Para algunos expertos, la expedición de la ley migratoria no cambia mucho las cosas. Según ellos, el fantasma de la hambruna, combinada con el recrudecimiento de los enfrentamientos raciales y culturales, y la pérdida de autoridad en las fronteras de los organismos centrales, podrían por sí solos estimular la estampida hacia occidente.

Pero esas previsiones tan pesimistas no son compartidas universalmente.
Para el especialista francés en migraciones Claude Chesnais, por ejemplo, un exodo de esas características no se podría desencadenar "a menos que estalle la guerra civil en áreas occidentales de la URSS". El gobierno norteamericano tampoco está muy convencido, y se inclina más bien a pensar que podrían presentarse movimientos migratorios de menor cuantía, limitados al territorio de la URSS. Y muchos mencionan dificultades prácticas que, aun en las peores condiciones, limitarían el fenómeno.

Esas limitaciones son muy variadas.
Se dice, por ejemplo, que en la Unión Soviética el amor por el terruño es muy intenso, y que una gran mayoría de los emigrantes potenciales sólo abandonarían su tierra en caso extremo, como una guerra civil declarada.

Otros afirman que la ausencia de instrucción calificada y de conocimiento de idiomas extranjeros es una barrera infranqueable para muchos, sobre todo ahora que los medios de comunicación permiten saber que la occidental es una sociedad altamente competitiva. Ello parece contradecir las cifras, según las cuales 400 mil soviéticos dejaron el país en el último año. Pero se afirma que ese número corresponde en su gran mayoría a minorías soviéticas con nexos en occidente: judíos, armenios, alemanes étnicos.

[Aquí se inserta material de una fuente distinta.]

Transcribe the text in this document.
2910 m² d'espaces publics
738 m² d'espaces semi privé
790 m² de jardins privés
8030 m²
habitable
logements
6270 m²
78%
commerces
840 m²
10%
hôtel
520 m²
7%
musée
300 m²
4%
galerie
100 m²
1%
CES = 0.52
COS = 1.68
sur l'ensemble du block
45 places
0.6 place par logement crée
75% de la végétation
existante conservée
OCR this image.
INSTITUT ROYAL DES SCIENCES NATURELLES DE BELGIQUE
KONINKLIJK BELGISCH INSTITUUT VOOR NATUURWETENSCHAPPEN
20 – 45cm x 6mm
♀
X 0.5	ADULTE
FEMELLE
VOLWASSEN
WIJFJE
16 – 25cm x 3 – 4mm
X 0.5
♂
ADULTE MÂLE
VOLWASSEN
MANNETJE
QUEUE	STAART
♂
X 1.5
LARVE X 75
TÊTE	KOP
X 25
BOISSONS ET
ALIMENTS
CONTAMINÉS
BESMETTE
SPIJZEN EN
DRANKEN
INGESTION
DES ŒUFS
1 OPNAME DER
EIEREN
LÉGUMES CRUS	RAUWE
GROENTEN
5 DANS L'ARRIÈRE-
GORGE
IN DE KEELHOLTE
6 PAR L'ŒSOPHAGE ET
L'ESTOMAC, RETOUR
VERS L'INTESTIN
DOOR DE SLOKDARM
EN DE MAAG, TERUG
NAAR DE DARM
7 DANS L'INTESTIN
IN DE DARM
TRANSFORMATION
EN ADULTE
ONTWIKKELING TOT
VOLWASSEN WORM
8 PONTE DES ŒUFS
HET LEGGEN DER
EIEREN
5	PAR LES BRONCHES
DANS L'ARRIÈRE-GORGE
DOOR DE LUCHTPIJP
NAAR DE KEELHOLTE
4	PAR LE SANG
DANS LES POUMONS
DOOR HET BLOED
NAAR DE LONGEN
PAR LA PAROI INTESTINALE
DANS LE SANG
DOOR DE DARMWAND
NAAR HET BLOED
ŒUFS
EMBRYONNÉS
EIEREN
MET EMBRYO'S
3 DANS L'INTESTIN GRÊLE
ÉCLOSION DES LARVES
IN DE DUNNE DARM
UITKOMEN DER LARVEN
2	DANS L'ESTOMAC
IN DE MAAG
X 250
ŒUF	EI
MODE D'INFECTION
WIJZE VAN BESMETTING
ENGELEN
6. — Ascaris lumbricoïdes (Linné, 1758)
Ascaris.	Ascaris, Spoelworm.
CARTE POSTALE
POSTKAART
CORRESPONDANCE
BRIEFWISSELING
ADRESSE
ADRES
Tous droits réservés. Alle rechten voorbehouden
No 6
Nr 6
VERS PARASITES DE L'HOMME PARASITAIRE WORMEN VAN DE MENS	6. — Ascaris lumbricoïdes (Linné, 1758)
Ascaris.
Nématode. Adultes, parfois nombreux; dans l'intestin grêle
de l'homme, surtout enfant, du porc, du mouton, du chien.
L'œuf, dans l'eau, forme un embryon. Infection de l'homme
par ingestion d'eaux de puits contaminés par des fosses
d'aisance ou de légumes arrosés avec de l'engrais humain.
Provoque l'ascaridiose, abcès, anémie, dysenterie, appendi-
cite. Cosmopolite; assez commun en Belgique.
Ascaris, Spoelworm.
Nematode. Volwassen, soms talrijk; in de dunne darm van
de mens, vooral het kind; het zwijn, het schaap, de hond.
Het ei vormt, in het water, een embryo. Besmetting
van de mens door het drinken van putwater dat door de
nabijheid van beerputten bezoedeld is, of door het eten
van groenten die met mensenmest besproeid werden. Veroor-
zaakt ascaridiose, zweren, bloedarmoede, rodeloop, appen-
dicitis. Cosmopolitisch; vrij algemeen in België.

La enormidad del territorio soviético es otro factor que podría detener la avalancha humana. Eso haría el transporte virtualmente imposible para muchos emigrantes, que tendrían que disputarse los escasos cupos terrestres y aéreos disponibles.

Pero en lo que coincide la mayoría de los expertos es que la ayuda económica sería la mejor talanquera para esa avalancha humana. Esa es una de las razones, por ejemplo, para que Alemania haya comprometido 23 mil millones de marcos, unos 25 mil millones de dólares (en los que no está incluido el envío de alimentos, producto de campañas privadas), para programas de asistencia económica a la URSS. Eso no resulta extraño si se tiene en cuenta que, de presentarse el éxodo, ese país sería el receptor de la mayor parte de solicitudes de asilo.

Si el proceso migratorio se produjerá, y en caso afirmativo, cuáles serían sus características, es algo que ningún analista se atreve a predecir. Por lo pronto, los observadores del mundo entero esperan el resultado de las últimas medidas de Gorbachov, que se consideran un viraje autoritario destinado a salvar la autoridad central y evitar que la Unión se disuelva. Tras superar una moción de censura, Gorbachov intenta obtener del Congreso de los diputados del pueblo que los gobiernos de las repúblicas dependan directamente del Kremlin, y ha reorganizado tanto el KGB como el papel de las Fuerzas Armadas en la defensa del poder central y en el control de los abastecimientos.
Pero el nuevo Tratado de Unión ha sido ya rechazado por las repúblicas independentistas, en especial las bálticas.
Por eso, a estas alturas la previsión más aceptada es una que ha hecho carrera entre los corresponsales extranjeros en Moscú: "En la URSS puede pasar cualquier cosa".